PHOTOGRAPHING YOUR HOME
Studies indicate that professional photography of your home can reduce the time it takes your home to sell by 32%. Can you achieve your own professional looking photographs? In this section we will show you how.
Remember, the more you prepare your home before the photo-shoot, the better the look. Thorough preparation is key ingredient to beautiful images.
Tell a story with the photography by following the path that a visitor would take when viewing the home. This makes the exterior photographs very important, as it will be the first impression buyers’ form when viewing the listing. We want to create the feel like that a prospected buyer is walking through the home just like they would at an open house or if they lived there. The order should be: the exterior, entryway, kitchen, dining room, living room, master, and then any additional bedrooms.
Photograph each room from the doorway area and let as much natural light in the room as possible.
In order to help define the purpose and size of a room create small ‘vignettes’, which are groupings of décor (usually in groupings of three) to add splashes of visual appeal. Common ideas are a colourful cushions on the couch, modern vase with fresh flowers along with two smaller similar vases, bowl of fruit in the kitchen, two wine glasses and a bottle of wine on an outdoor table. Also feel free to move furniture around to create a better layout that gives the impression lots of space . . . e.g: do not display the back of couches in a shot.
Most MLS systems can accept up to 36 photographs. Below is a suggestion as to how many photos should be uploaded for each room.

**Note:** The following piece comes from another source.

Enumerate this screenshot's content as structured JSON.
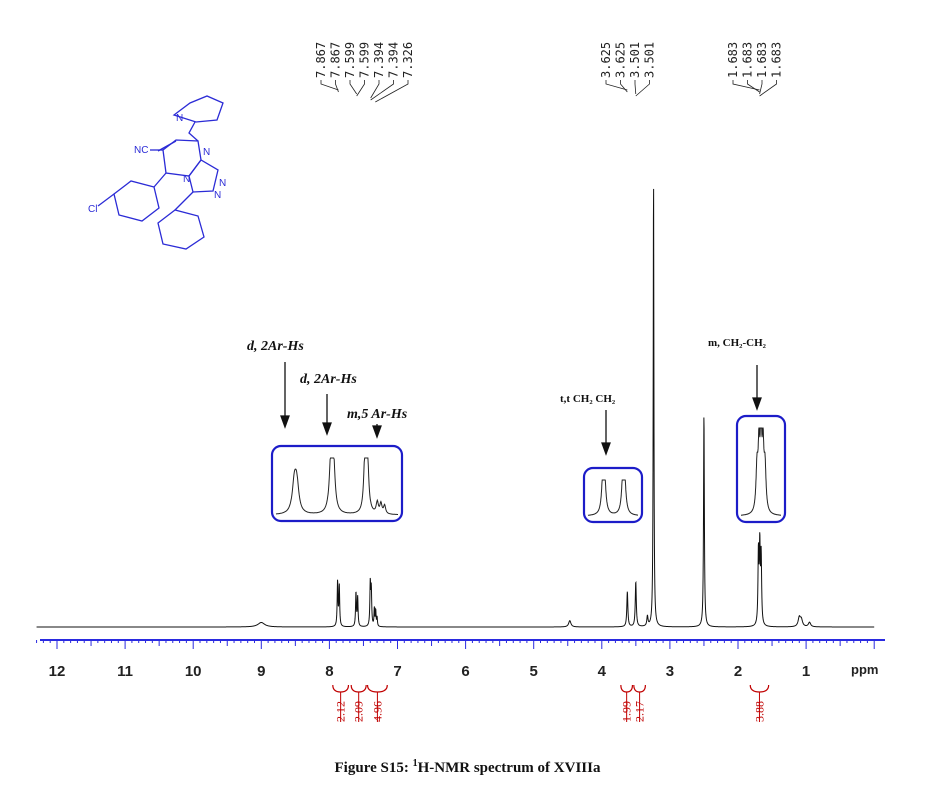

Create a feeling of flow and space in a room by opening the doors that lead to an ensuite, walk-in-robe, or outside. In most cases, leaving doors open creates depth and interest; making a room look bigger—as long as it doesn’t lead into a messy closet.
Photograph your home in the order like you are a potential buyer visiting the home.
Make sure that all vertical lines in the image are perfectly vertical. This is very important in order to achieve a professional look. You need to be sure the camera is 100% level. Lower the camera to waist or just above waist level to get the important details of the space in the frame.
Open the curtains and turn on all the lights to make a room look bright and open. Rely on the camera’s built-in flash as little as possible; it creates unattractive shadows and reflects off mirrors and windows. For interior shots, you should avoid taking photos on rainy days or at night, as this will produce gloomy photos. For exterior shots, take pictures at dusk with the all the lights on.
The best way to show off a room is to shoot from a corner or doorway to include as much of the room as possible. This provides context and makes the room look more spacious than a tight shot does. As much as possible, avoid photographing objects that obscure your home, like poles and wires.
Introducing depth of field with parts of the image in focus and others blurred out can add interest. It can also emotionally draw in the viewer, or be used to highlight something specific.
To increase depth of field, use a lens with a bigger aperture and/or longer focal length. Frame your shots so some things are close to the camera and others are far away. Having a peek of an object at the edge of the frame that is blurred out can add interest due to the depth it implies.
Recommended real estate photography settings for Digital SLR cameras:
Aperture: Between F/8 – F/11
ISO: 400 or lower
Shutter Speed: 1/60
You can easily pick up an inexpensive one on Amazon.
If you don’t have access to a digital SLR camera, then it is possible to achieve beautiful images with a modern cell phone camera by using an inexpensive wide angle lens attachment (not a fish eye lens) and a tripod . . . search Amazon for the best price.
For shots that have a lot of light and dark, try experimenting with the HDR (High Dynamic Range imaging) feature that is now common on Digital SRL cameras and cell phones.
Also utilizes head on shoots as there is a certain geometric designer flair they incapsulate.
Remember to include some detail shots of some of the unique noteworthy aspects of your home.
Experiment with lots of angles and camera settings.
After deciding on which are the best photos, you will need to adjust them. Maybe your living room looks a little too dark, or your home’s exterior has distracting telephone wires crossing the image. Free online photo editing tools like Picnik and Snipshot are easy to use and allow you to crop your pictures, adjust brightness and contrast, and correct colours.
Box Brownie is a quality done for you online photo editing site — with edits at around $2 it could be well worth it for the time it will save. If you are going to diving in to doing all the editing yourself, then a free trial of Adobe Lightroom will allow you to manually adjust just about everything . . . exposure, white balance, clarity, contrast, HSL, highlights, and shadows.